Xstrahl In Action: Radiosensitization In Vivo by Histone Deacetylase Inhibition
As the population ages, more elderly patients require radiotherapy-based treatment for their pelvic malignancies, including muscle-invasive bladder cancer, as they are unfit for major surgery. Therefore, there is an urgent need to find radiosensitizing agents minimally toxic to normal tissues, including bowel and bladder, for these patients.
In their paper “Radiosensitization In Vivo by Histone Deacetylase Inhibition with No Increase in Early Normal Tissue Radiation Toxicity” Groselj B, Ruan JL, Scott H, Gorrill J, Nicholson J, Kelly J, Anbalagan S, Thompson J, Stratford MRL, Jevons SJ, Hammond EM, Scudamore CL, Kerr M, Kiltie AE, develop methods to determine normal tissue toxicity severity in intestine and bladder in vivo, using novel radiotherapy techniques on a small animal radiation research platform (SARRP).
The effects of panobinostat on in vivo tumor growth delay were evaluated using subcutaneous xenografts in athymic nude mice. Panobinostat concentration levels in xenografts, plasma, and normal tissues were measured in CD1-nude mice. CD1-nude mice were treated with drug/irradiation combinations to assess acute normal tissue effects in small intestine using the intestinal crypt assay, and later effects in small and large intestine at 11 weeks by stool assessment and at 12 weeks by histologic examination. In vitro effects of panobinostat were assessed by qPCR and of panobinostat, TMP195, and mocetinostat by clonogenic assay, and Western blot analysis.

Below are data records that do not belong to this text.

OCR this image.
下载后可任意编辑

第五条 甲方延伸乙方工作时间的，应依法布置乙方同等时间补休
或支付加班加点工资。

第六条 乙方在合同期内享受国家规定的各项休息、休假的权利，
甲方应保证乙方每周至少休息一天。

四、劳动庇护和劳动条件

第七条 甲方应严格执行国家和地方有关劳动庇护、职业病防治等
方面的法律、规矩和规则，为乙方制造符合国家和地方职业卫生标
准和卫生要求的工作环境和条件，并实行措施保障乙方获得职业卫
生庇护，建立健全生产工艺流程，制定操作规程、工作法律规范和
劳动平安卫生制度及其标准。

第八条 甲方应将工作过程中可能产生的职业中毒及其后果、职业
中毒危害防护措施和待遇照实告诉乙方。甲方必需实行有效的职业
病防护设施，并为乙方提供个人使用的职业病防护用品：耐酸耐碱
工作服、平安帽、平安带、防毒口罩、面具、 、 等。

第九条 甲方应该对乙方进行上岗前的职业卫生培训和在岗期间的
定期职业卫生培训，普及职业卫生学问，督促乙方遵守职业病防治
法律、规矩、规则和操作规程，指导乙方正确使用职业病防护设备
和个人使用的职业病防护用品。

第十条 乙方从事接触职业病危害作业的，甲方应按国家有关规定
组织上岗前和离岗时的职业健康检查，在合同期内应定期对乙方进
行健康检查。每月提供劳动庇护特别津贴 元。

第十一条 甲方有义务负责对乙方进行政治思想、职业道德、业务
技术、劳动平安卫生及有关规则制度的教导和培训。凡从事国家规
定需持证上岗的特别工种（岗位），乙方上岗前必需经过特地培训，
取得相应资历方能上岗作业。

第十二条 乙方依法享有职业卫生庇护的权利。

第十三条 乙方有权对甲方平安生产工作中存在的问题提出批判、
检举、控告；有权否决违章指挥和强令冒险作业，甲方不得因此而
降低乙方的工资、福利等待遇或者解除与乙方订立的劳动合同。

Panobinostat resulted in growth delay in RT112 bladder cancer xenografts but did not significantly increase acute (3.75 days) or 12 weeks’ normal tissue radiation toxicity. Radiosensitization by panobinostat was effective in hypoxic bladder cancer cells and associated with class I HDAC inhibition, and protein downregulation of HDAC2 and MRE11. Pan-HDAC inhibition is a promising strategy for radiosensitization, but more selective agents may be more useful radiosensitizers clinically, resulting in fewer systemic side effects.
This Xstrahl In Action was adapted from a article found on a National Library of Medicine website.